Active Income vs Passive Income: What’s the Difference?




What Is Active Income?

Active income is the money you earn by trading your time and effort for pay. Most jobs fall into this category. Examples include:

  • Full-time or part-time jobs
  • Freelancing or consulting work
  • Overtime or commission-based earnings

Key feature: If you stop working, the income stops.


What Is Passive Income?

Passive income is money earned with minimal ongoing effort after an initial investment of time, money, or resources.

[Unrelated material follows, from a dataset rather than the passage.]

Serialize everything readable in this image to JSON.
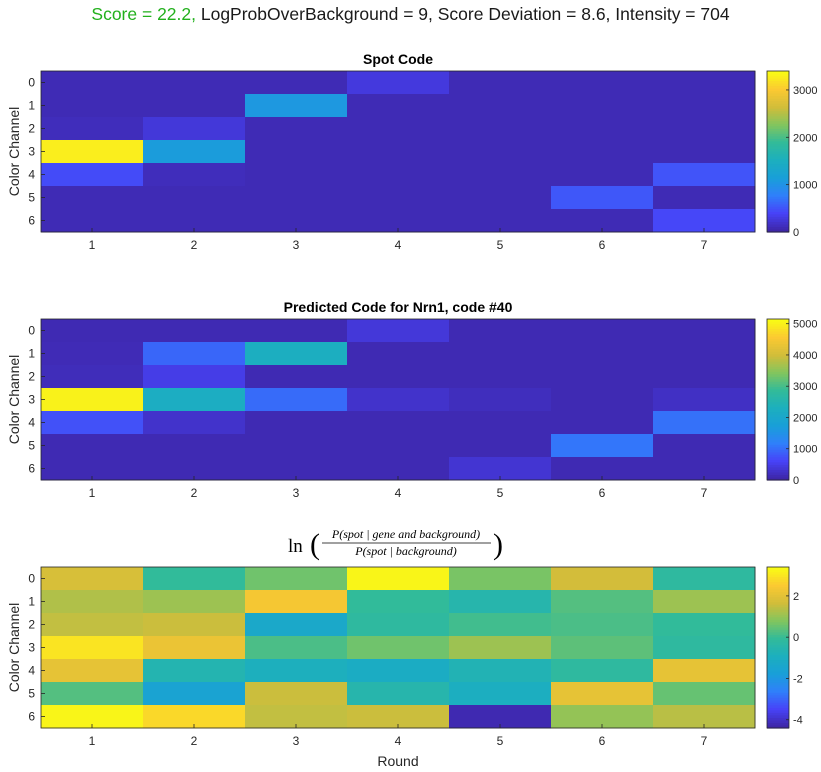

Examples include:

  • Rental income from property
  • Dividend-paying stocks or investments
  • Selling digital products or online courses
  • Royalties from books, music, or videos

Key feature: Money continues to flow even if you’re not actively working.


Key Differences

Feature Active Income Passive Income
Effort required Continuous work Initial effort upfront
Time vs Money Must trade time for money Can earn without constant time investment
Stability Depends on your work hours Can generate long-term income
Growth Limited by your time and energy Can scale exponentially

Why Both Matter

Relying solely on active income can limit your financial growth. By adding passive income streams, you:

  • Reduce financial risk
  • Increase freedom and flexibility
  • Grow wealth even when you’re not working

Many financially successful people combine both active and passive income to maximize earnings and security.


How to Start

  1. Assess Your Skills: Find ways to turn expertise into passive income.
  2. Invest Wisely: Start with small investments in stocks, online businesses, or digital products.
  3. Diversify: Build multiple income streams to reduce risk and increase earnings.
  4. Be Patient: Passive income grows over time; consistency is key.

Final Thoughts

Understanding the difference between active and passive income is the first step toward financial independence.

Start with your current active income, then explore ways to turn your time, skills, and resources into sources of passive income.

Even small steps today can lead to long-term financial stability and freedom.